Я оглядываю погреб, не скрывая того, что делаю это, чтобы избежать устремленных на меня обеспокоенных взглядов, и вдруг замираю, заметив, что кое-что здесь не так, ужасно не так.
Все банки, которые прежде были аккуратно расставлены на полках, теперь опрокинуты. Некоторые лежат на полках, другие валяются на земле, третьи разбиты на куски. Однако общее у них всех одно – все они откупорены, и их крышки в беспорядке разбросаны по полу.
– Должен сказать, Джуд, что хозяин из тебя неважный, – прикалывается Саймон, и тон у него напряженный, хотя он и пытается говорить как обычно.
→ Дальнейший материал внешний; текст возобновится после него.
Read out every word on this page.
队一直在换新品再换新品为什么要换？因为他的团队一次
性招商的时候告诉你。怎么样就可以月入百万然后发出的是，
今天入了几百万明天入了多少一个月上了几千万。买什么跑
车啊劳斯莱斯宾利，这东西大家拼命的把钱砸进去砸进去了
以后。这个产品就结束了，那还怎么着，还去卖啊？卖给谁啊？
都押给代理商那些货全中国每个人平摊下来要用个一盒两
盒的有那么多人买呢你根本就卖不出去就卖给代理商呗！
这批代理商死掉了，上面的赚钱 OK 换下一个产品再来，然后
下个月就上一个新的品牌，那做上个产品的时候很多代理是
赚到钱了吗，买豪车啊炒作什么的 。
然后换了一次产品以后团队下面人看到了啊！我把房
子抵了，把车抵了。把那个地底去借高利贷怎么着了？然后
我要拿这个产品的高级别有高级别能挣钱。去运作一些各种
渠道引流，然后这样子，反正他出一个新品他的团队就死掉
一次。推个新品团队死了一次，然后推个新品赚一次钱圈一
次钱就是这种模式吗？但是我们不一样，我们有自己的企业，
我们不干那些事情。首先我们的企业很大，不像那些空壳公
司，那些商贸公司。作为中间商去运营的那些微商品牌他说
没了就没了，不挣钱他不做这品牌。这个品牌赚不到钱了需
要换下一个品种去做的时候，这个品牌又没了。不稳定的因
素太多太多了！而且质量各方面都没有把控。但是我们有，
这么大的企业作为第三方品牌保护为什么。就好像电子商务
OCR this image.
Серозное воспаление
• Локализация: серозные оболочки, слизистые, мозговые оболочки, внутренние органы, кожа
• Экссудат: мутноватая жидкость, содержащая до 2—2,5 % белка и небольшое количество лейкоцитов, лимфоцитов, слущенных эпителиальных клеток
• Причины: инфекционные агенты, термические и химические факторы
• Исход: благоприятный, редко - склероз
Но Джуд этого даже не замечает. Он слишком занят, оглядывая нанесенный ущерб.
– Это сделал не он, – говорю я и сжимаю его руку. – Когда я была здесь вчера, все они были аккуратно расставлены на полках.
– Как ты думаешь, это сделал шторм? – спрашивает Моцарт, но в ее голосе звучит сомнение.
– Я думаю, это сделали Жаны-Болваны, – отвечаю я, чувствуя, как меня пронизывают ужас и гнев. – Я видела вчера, как здесь шнырял Жан-Люк.
Я не даю себе труда рассказывать о том, что, войдя сюда, Жан-Люк каким-то образом исчез – сейчас это неважно. Важно другое – Джуд, и что это значит для него.
– Эй, – говорю я, пытаясь оценить его душевное состояние. – Ты в по…
– Нет, – рычит он голосом, которого я никогда не слышала у него прежде. – Я совсем не в порядке.
Но вместо того чтобы сказать что-то еще, он направляется к последней полке. Здесь, на самом верху стоит одна-единственная банка, и только она все еще закрыта крышкой.